The Times has generally been functioning as a branch of the press office of the Israeli embassy in London since the Gaza genocide started. It amplifies every talking point, repeats every slander and rarely gives a platform to Palestinian voices. Melanie Phillips, an increasingly verbally violent ethno-supremacist has a weekly column in which she argues Palestinians are a non-people and gives the impression that she does not consider them human at all.
This made the long feature on Palestine Action hunger striker Kamran Ahmed in yesterday’s edition something of a surprise. The paper much more typically runs smear pieces and character assassinations it has been fed on climate and Palestine activists.
Palestine Action’s hunger strike prompted me to read David Beresford’s book Ten Men Dead on the 1981 Republican hunger strike. I have written before about the features the two protests have in common and what makes them different.
The Republican prisoners had a tightly structured military organisation inside and outside the prison; an authoritative external leadership with which they were in daily contact; a justified sense that they would receive a high level of support from their communities and a sense of being part of a long and honourable tradition. The absence of many of these things makes what the Palestine Action hunger strikers are doing all the more impressive.
Kamran was able to speak to journalist Samuel Lovett by phone and it struck me how much he had in common with Bobby Sands.

Kamran is 28 and Bobby was 27.
They both come from working class backgrounds. Kamran is a car mechanic. Bobby was an apprentice coach builder before joining the IRA and in his rare periods of freedom also operated as a Republican community and cultural activist. Of course, a major difference is that Palestine Action have explicitly rejected violence as a way of stopping genocide.
Religion is important for both men.

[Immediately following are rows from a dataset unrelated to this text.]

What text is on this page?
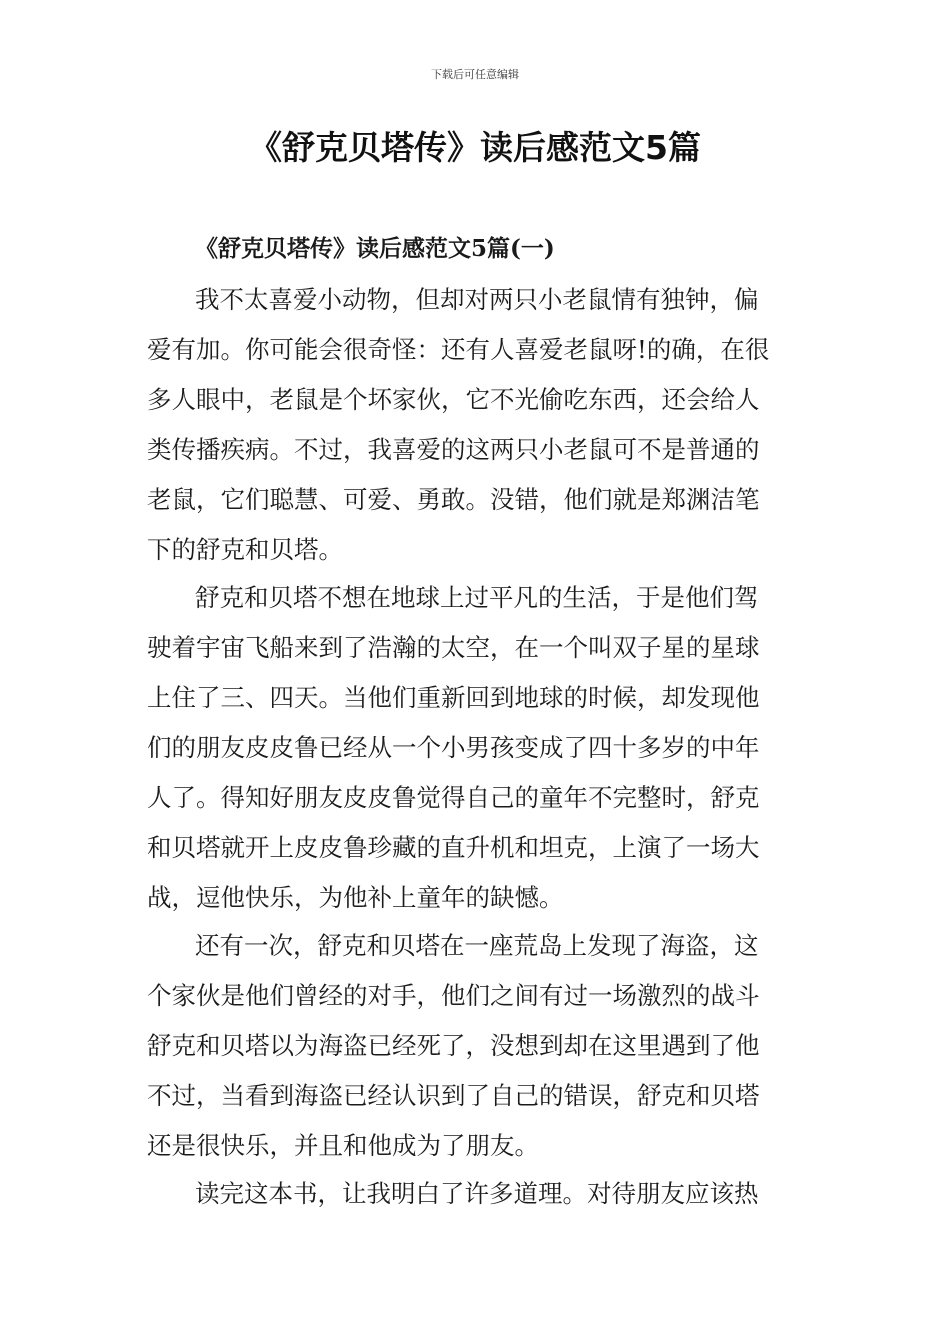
下载后可任意编辑
《舒克贝塔传》读后感范文5篇
《舒克贝塔传》读后感范文5篇(一)
我不太喜爱小动物，但却对两只小老鼠情有独钟，偏
爱有加。你可能会很奇怪：还有人喜爱老鼠呀!的确，在很
多人眼中，老鼠是个坏家伙，它不光偷吃东西，还会给人
类传播疾病。不过，我喜爱的这两只小老鼠可不是普通的
老鼠，它们聪慧、可爱、勇敢。没错，他们就是郑渊洁笔
下的舒克和贝塔。
舒克和贝塔不想在地球上过平凡的生活，于是他们驾
驶着宇宙飞船来到了浩瀚的太空，在一个叫双子星的星球
上住了三、四天。当他们重新回到地球的时候，却发现他
们的朋友皮皮鲁已经从一个小男孩变成了四十多岁的中年
人了。得知好朋友皮皮鲁觉得自己的童年不完整时，舒克
和贝塔就开上皮皮鲁珍藏的直升机和坦克，上演了一场大
战，逗他快乐，为他补上童年的缺憾。
还有一次，舒克和贝塔在一座荒岛上发现了海盗，这
个家伙是他们曾经的对手，他们之间有过一场激烈的战斗
舒克和贝塔以为海盗已经死了，没想到却在这里遇到了他
不过，当看到海盗已经认识到了自己的错误，舒克和贝塔
还是很快乐，并且和他成为了朋友。
读完这本书，让我明白了许多道理。对待朋友应该热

Kamran told The Times that he is reading the Quran and praying. “That’s really getting me through it,” he said. “Honestly, I don’t think I’d have the mental fortitude without Islam in my life.” Irish society was much more religious in the early 1980s and Bobby Sands was a conventional Catholic. He attended mass in prison and wrote “I believe in God, and I’ll be presumptuous and say he and I are getting on well this weather”.
Neither man sought death. Kamran told The Times “Every day I’m scared that potentially I might die” and acknowledges that there will be long term health implications if he does survive. However, he sees the sacrifice as one worth making. This is reminiscent of Bobby Sands, who shut down an argument with a priest by reminding him of the Biblical quote “Greater love hath no man than this, that a man lay down his life for his friends”.

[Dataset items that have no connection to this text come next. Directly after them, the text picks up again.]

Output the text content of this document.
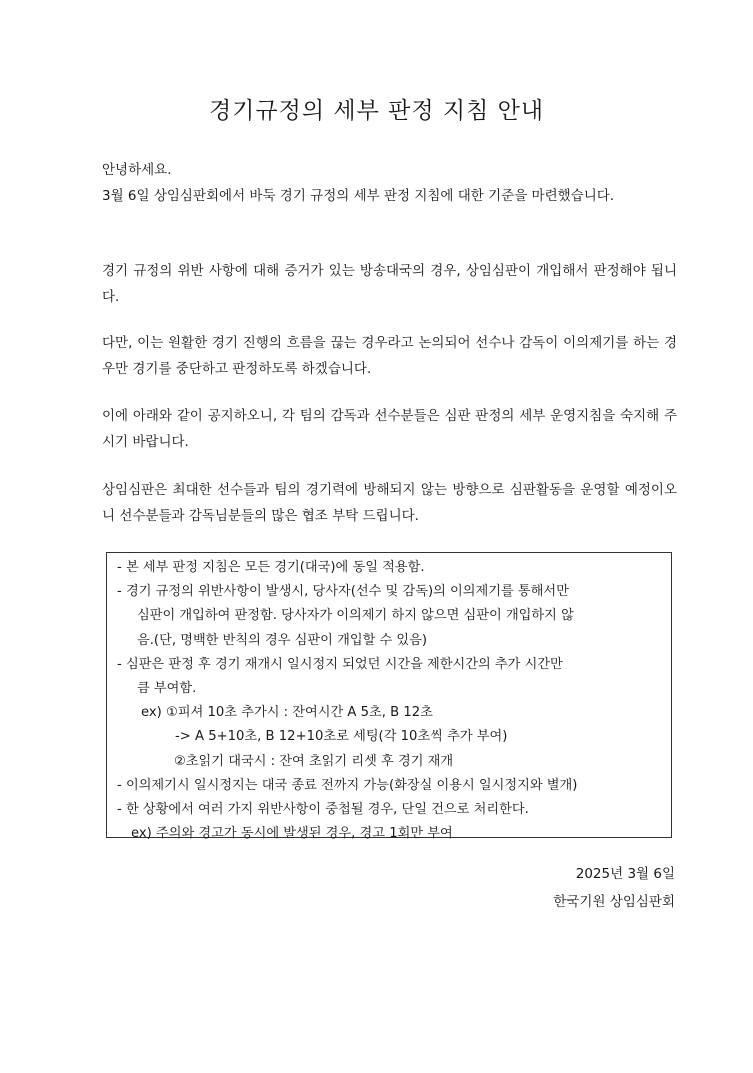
경기규정의 세부 판정 지침 안내
안녕하세요.

3월 6일 상임심판회에서 바둑 경기 규정의 세부 판정 지침에 대한 기준을 마련했습니다.

경기 규정의 위반 사항에 대해 증거가 있는 방송대국의 경우, 상임심판이 개입해서 판정해야 됩니다.

다만, 이는 원활한 경기 진행의 흐름을 끊는 경우라고 논의되어 선수나 감독이 이의제기를 하는 경우만 경기를 중단하고 판정하도록 하겠습니다.

이에 아래와 같이 공지하오니, 각 팀의 감독과 선수분들은 심판 판정의 세부 운영지침을 숙지해 주시기 바랍니다.

상임심판은 최대한 선수들과 팀의 경기력에 방해되지 않는 방향으로 심판활동을 운영할 예정이오니 선수분들과 감독님분들의 많은 협조 부탁 드립니다.

- 본 세부 판정 지침은 모든 경기(대국)에 동일 적용함.
- 경기 규정의 위반사항이 발생시, 당사자(선수 및 감독)의 이의제기를 통해서만
심판이 개입하여 판정함. 당사자가 이의제기 하지 않으면 심판이 개입하지 않
음.(단, 명백한 반칙의 경우 심판이 개입할 수 있음)
- 심판은 판정 후 경기 재개시 일시정지 되었던 시간을 제한시간의 추가 시간만
큼 부여함.
ex) ①피셔 10초 추가시 : 잔여시간 A 5초, B 12초
-> A 5+10초, B 12+10초로 세팅(각 10초씩 추가 부여)
②초읽기 대국시 : 잔여 초읽기 리셋 후 경기 재개
- 이의제기시 일시정지는 대국 종료 전까지 가능(화장실 이용시 일시정지와 별개)
- 한 상황에서 여러 가지 위반사항이 중첩될 경우, 단일 건으로 처리한다.
ex) 주의와 경고가 동시에 발생된 경우, 경고 1회만 부여
2025년 3월 6일
한국기원 상임심판회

Kamran told The Times “I understand it’s going to be difficult for everyone to watch me go through the situation. When I think about my friends and family … it’s difficult to push those thoughts aside,” he said. “But I think it’s necessary to achieve what the world should really look like.”
A common feature of both hunger strikes is Labour’s attitude. Starmer, Lammy and Timpson are willing to let their political opponents die. They are prepared to kill prisoners of conscience. Labour has history here. In 1981the party sent its functionary responsible for the six counties, a footnote of a man called Don Concannon, to visit Bobby Sands a few days before his death and tell him Labour was supporting Thatcher’s strategy to kill the prisoners and break the mass movement.
Kamran Ahmed, Bobby Sands and the other hunger strikers were ordinary people living unremarkable lives until history and events made them feel compelled to sacrifice themselves for their ideas and for other people. You do not have to agree with all their strategic and political choices to acknowledge their inspirational heroism.